Our sense of urgency will not allow us to wait for the wheels of the bureaucratic process to turn while yet another generation of young Arkansans is under-prepared for work and citizenry in a global economy. Internally, within the Fayetteville School District, we have the personal and professional will it takes to see this through. What we need is a convergence of business, industry, community, parents and higher education to partner with us to create a new system of teaching and learning.

What If?

  • students left 4th grade speaking another language
  • there was no 9th, 10th, 11th, or 12th grade; students were organized by interest
  • there was no Carnegie unit
  • there was a continuum of learning instead of separate courses (Algebra, Geometry, etc.)
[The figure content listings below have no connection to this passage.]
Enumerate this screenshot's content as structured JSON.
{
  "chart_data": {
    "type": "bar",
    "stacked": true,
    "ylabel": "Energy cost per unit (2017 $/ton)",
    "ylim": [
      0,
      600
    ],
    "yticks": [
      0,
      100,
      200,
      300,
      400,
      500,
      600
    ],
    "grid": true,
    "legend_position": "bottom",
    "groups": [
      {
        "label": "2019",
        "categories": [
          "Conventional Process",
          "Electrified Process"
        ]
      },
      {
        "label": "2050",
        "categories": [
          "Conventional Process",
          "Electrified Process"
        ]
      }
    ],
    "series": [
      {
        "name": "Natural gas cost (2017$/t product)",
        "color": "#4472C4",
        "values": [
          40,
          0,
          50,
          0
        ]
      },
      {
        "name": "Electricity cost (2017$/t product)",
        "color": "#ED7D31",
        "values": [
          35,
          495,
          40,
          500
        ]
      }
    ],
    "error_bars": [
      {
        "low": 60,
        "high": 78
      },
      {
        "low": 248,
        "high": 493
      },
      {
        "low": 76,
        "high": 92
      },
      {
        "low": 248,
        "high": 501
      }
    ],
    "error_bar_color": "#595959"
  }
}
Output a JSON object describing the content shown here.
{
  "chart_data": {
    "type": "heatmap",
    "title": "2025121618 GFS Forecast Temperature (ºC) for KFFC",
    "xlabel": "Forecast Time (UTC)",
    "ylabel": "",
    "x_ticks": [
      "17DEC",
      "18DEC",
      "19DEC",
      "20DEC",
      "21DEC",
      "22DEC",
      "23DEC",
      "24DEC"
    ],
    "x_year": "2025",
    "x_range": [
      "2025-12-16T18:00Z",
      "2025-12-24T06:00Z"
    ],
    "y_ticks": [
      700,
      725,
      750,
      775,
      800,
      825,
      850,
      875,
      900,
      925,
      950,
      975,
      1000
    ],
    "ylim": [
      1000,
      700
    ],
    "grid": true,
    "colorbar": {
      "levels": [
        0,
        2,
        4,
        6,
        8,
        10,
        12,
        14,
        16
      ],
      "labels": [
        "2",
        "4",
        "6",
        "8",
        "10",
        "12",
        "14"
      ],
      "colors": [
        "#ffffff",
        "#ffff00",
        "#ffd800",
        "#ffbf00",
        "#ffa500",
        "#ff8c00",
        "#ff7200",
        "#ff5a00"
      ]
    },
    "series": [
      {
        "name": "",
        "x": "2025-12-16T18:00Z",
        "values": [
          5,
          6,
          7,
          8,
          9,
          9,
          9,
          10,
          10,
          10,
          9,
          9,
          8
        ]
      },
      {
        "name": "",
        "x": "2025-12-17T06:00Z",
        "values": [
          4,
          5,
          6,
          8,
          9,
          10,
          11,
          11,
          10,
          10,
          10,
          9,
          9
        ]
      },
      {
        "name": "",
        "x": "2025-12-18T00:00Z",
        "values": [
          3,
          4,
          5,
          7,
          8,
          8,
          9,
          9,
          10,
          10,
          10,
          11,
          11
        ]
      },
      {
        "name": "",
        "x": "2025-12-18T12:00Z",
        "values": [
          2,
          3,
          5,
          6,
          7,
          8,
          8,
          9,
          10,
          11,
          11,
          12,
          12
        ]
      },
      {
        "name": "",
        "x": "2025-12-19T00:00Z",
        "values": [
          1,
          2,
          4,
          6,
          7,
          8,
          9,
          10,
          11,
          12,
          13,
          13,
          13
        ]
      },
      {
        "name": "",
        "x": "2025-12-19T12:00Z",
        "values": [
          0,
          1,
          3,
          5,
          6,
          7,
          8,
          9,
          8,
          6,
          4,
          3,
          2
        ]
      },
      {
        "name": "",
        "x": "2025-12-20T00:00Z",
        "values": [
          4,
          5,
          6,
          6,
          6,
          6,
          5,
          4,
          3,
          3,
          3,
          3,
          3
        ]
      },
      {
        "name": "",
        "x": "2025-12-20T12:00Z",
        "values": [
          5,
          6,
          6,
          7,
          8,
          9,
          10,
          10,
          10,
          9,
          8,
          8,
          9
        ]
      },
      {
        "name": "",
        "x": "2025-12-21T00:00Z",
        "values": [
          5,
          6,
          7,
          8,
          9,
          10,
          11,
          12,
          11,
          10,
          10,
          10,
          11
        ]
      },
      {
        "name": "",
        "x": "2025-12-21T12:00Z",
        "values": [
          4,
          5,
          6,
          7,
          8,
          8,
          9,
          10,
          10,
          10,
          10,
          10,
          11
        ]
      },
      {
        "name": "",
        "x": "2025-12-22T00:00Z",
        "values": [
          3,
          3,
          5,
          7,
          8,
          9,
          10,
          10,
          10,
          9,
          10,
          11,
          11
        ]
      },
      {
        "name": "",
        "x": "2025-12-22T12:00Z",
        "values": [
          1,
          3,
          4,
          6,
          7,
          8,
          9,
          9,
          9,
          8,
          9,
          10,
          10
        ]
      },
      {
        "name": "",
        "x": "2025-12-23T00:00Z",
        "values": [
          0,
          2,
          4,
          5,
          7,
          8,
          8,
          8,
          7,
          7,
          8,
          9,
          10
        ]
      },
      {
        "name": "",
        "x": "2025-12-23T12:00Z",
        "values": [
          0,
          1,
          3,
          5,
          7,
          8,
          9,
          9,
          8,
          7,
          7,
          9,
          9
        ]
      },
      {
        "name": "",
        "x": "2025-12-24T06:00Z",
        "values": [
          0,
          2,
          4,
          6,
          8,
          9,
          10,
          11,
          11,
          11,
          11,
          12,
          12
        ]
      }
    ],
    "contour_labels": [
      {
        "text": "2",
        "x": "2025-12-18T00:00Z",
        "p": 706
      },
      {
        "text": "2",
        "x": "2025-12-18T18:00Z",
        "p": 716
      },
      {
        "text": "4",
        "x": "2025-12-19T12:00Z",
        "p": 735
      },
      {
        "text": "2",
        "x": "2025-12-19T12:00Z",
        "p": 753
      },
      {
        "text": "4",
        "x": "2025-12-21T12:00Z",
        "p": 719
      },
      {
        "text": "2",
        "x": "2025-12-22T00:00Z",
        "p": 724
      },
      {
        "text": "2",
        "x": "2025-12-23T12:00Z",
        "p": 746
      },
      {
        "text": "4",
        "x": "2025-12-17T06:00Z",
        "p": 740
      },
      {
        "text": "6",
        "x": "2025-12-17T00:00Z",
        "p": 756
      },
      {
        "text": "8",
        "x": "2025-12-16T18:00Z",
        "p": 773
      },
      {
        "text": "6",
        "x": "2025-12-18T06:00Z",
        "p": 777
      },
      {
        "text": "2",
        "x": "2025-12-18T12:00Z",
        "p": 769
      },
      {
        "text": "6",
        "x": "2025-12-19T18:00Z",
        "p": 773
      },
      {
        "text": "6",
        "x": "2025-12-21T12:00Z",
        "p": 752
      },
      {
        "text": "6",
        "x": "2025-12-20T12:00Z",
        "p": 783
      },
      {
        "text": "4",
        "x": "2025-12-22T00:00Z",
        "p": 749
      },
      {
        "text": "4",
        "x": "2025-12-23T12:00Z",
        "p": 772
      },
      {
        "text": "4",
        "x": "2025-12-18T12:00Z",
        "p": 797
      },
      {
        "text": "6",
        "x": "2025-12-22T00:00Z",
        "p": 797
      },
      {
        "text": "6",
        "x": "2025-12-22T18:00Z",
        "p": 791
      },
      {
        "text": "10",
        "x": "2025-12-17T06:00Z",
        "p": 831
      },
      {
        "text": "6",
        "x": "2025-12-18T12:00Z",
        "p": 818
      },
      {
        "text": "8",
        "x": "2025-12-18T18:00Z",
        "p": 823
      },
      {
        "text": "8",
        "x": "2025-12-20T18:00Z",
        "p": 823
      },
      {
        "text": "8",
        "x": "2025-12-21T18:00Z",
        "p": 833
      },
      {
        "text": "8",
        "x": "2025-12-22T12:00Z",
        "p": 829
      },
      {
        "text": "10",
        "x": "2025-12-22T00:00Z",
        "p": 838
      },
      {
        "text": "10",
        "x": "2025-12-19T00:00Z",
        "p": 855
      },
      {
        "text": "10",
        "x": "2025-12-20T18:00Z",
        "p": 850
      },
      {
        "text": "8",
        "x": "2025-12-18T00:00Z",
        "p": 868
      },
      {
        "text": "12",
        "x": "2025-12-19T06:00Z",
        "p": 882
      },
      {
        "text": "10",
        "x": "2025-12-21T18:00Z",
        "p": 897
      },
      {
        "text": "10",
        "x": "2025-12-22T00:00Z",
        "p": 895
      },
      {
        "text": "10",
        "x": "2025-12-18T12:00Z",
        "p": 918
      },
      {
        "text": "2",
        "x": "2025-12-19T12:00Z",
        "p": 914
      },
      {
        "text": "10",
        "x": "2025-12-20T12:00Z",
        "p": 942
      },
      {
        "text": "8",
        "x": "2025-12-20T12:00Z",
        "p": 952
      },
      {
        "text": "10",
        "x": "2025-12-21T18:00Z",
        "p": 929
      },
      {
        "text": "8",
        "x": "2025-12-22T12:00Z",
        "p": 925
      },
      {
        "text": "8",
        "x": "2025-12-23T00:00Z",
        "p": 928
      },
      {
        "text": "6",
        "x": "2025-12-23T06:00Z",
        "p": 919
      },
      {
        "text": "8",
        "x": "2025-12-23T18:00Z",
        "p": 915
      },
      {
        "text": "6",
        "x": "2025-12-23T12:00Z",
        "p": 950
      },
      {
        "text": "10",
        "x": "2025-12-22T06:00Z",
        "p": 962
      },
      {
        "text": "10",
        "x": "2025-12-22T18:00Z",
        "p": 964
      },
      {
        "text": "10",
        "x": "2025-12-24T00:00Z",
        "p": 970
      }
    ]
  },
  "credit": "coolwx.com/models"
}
  • every student had ubiquitous access to technology
  • technology was integrated to the point of invisibility
  • student success was not defined by grades
  • the school culture was one of participation, collaboration, innovation, and experimentation
  • every student was reading at or above grade level by the end of the third grade
  • students' digital intuitiveness was capitalized on rather than feared
  • students were encouraged to be creative and collaborative problem solvers
  • every student was connected with one adult who was purposefully in tune with the student's learning preferences and interests
  • curriculum was designed down from what is required in 21st century work, through college, through 12-K
  • content was integrated
  • there were no worksheets...just engaging work
  • there were no information dumps by lecture
  • our school district partnered with the U of A in the development of a 21st Century teacher preparation program
  • our school district partnered with the community to share expensive spaces - library, fine arts facilities, fitness/recreation facilities, technology center
  • all of our graduates acquired a sensitivity, understanding and respect for different cultures
  • all of our graduates acquired an appreciation of the arts
  • the school day didn't start at 8:00am and end at 3:30
  • learning didn't have to happen at school
  • the school year wasn't from August - May
  • teachers were facilitators of learning
  • mastery, rather than proficiency, mattered
  • students didn't have to sit through subjects they already knew
  • there was no English Department, Science Department, Math Department, or Social Studies Department
  • students understood how the learning all connected
  • we had a "gap year" or "grade 13"
  • we had pre-school for all who were behind before they started
  • every student completed significant community service
  • answers to test questions couldn't be googled
  • answers to test questions required critical thinking and problem-solving
  • kindergarteners who can already read didn't have to start with "letter of the week"
  • what and how students learn was more important than where they learn
  • every student graduated with at least one marketable skill
  • every student demonstrated personal responsibility...every day
  • community service became a habit
  • a high school diploma really meant something.